Dans la sextine «Lo ferm voler q’inz el cor m’intra», bien que les six mots-rimes «intra, ongla, s’arma, verga, oncle» et «cambra», apparaissent comme étant indéniablement hétéroclites, Arnaut Daniel distille bien au fil des coblas une unité érotique croissante. «Lo ferm voler» du Jòi nécessitant le secret de la chambre ou du verger mène hélas aux gardiens de ces lieux et, par extension, au corps de la dame tant désiré. L’absence de ce corps et la douleur qui en découle devient alors l’aiguillon de ce chant. Le lieu de l’amour qui est la chambre se lie aux lois de la fin’amor pour nous ramener toujours à la beauté de la dame : elle, la plus belle, elle, la plus aimée, elle, qui devient monde et château.

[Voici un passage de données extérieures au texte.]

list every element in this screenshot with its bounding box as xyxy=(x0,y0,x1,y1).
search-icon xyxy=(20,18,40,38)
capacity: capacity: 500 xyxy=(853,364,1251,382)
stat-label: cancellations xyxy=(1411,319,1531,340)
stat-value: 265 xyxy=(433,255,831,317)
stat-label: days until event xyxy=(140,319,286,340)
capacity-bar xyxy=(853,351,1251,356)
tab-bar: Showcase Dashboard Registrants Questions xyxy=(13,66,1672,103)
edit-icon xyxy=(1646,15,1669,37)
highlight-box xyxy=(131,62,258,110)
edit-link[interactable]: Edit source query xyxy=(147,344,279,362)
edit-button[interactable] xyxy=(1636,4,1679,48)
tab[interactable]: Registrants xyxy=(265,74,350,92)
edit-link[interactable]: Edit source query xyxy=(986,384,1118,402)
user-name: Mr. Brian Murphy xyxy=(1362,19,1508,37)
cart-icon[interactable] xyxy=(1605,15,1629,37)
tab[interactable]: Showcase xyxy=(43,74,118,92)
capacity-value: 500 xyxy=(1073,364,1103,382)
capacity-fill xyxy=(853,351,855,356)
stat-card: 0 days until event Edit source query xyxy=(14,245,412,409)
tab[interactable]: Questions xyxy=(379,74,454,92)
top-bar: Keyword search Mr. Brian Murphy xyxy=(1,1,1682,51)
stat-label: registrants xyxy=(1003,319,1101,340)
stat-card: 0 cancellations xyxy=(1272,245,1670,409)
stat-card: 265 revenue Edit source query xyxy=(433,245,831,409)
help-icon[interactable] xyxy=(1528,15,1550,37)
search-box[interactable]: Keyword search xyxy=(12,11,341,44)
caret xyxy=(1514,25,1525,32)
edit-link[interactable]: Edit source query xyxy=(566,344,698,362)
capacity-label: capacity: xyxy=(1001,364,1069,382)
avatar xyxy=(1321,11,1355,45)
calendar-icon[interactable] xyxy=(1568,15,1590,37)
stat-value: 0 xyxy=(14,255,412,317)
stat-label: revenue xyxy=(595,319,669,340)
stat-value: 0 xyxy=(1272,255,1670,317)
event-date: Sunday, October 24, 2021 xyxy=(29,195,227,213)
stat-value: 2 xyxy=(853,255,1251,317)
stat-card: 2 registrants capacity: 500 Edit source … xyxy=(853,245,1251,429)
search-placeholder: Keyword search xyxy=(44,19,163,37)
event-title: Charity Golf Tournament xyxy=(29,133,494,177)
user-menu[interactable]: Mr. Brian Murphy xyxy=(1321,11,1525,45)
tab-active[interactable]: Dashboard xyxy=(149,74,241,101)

Dans «Quand chai la fuelha», changement de décors : la reverdie traditionnelle printanière a laissé place à l’automne. Mais si le chant des oiseaux s’est tu, celui du poète continue de se faire entendre. Transcendé par le Joi et donc sa dame, l’amant-poète ne dépend plus de la saison et recrée à loisir sa propre reverdie pour se réchauffer et triompher de l’hiver. «Bona es vida» puisqu’il a l’amour de la meilleure des dames qui dépasse en tout point celui du couple mythologique Pâris et Hélène. Cette mention n’est en rien anodine, elle permet en effet de louer la beauté de la dame ainsi comparée à Hélène et d’ancrer l’amour du poète dans une relation triangulaire ("tals m'abelis don ieu plus ai de ioia non ac Paris d'Elena, sel de Troia") (trobar-aquitaine.org - Analyse littéraire d'Arnaut Daniel).

Le passage célèbre du Lancelot, roman en prose du XIIIe siècle, où Lancelot, emprisonné par Morgain, trouve la force de briser les barreaux de sa prison à la vue d'une rose qui lui rappelle sa dame, rend compte précisément de l'importance du processus de relance narrative, assimilé au désir du personnage, mais il donne aussi une place nouvelle à ce temps de la prison qui semble comme éludé pour mieux ressurgir au coeur du texte. L'extrait est donc très caractéristique de ce mouvement en ressac que N. Andrieux a repéré dans son étude du Merlin de Robert de Boron : l'écriture fait retour et s'enroule sur elle-même pour mieux se redéployer ensuite. Cet effet de ressac et d'alternance temps fort/temps faible se retrouve à petite échelle avec l'importance du noyau syntaxique quant... si, dont N. Andrieux a, là encore, souligné le rôle de «cellule générative».

Le texte procède par explications successives, retours et détours : ainsi, dans le premier mouvement, l'évocation de la reverdie demeure en suspens, pour laisser place à une incise qui se prolonge pour expliquer la présence du jardin : car Morgain ot fait planter un mout biau vergier, por ce que Lanceloz i fust plus a aise tout est. Ce qui semblait au départ n'être qu'une petite précision annexe se développe et s'autonomise en une longue digression explicative, qui fait retour sur la captivité et prépare en sous-main un jeu d'équivalences : le jardin, au printemps, prendra la place des peintures de la chambre, en hiver; la rose remplace l'élégie de Guenièvre peinte par Lancelot (Bénédicte Milland-Bove, Les styles des romans arthuriens en prose au XIIIe siècle, Effets de style au Moyen Âge, 2020 - www.google.fr/books/edition).

L'hiver glace la nature entière : cf. par exemple les canzoni de Dante «Io son venuto al punto della rota» et la sextine «Al poco giorno». Arnaut Daniel affectionne particulièrement cette antithèse : cf. III, 9-12 («Quand chai la fuelha»); IX, str. 1; XI, str. 1; XV, str. 1 et 6 (Angelo Canello, Les poésies d'Arnaut Daniel, traduit par René Lavaud, 1910 - www.google.fr/books/edition).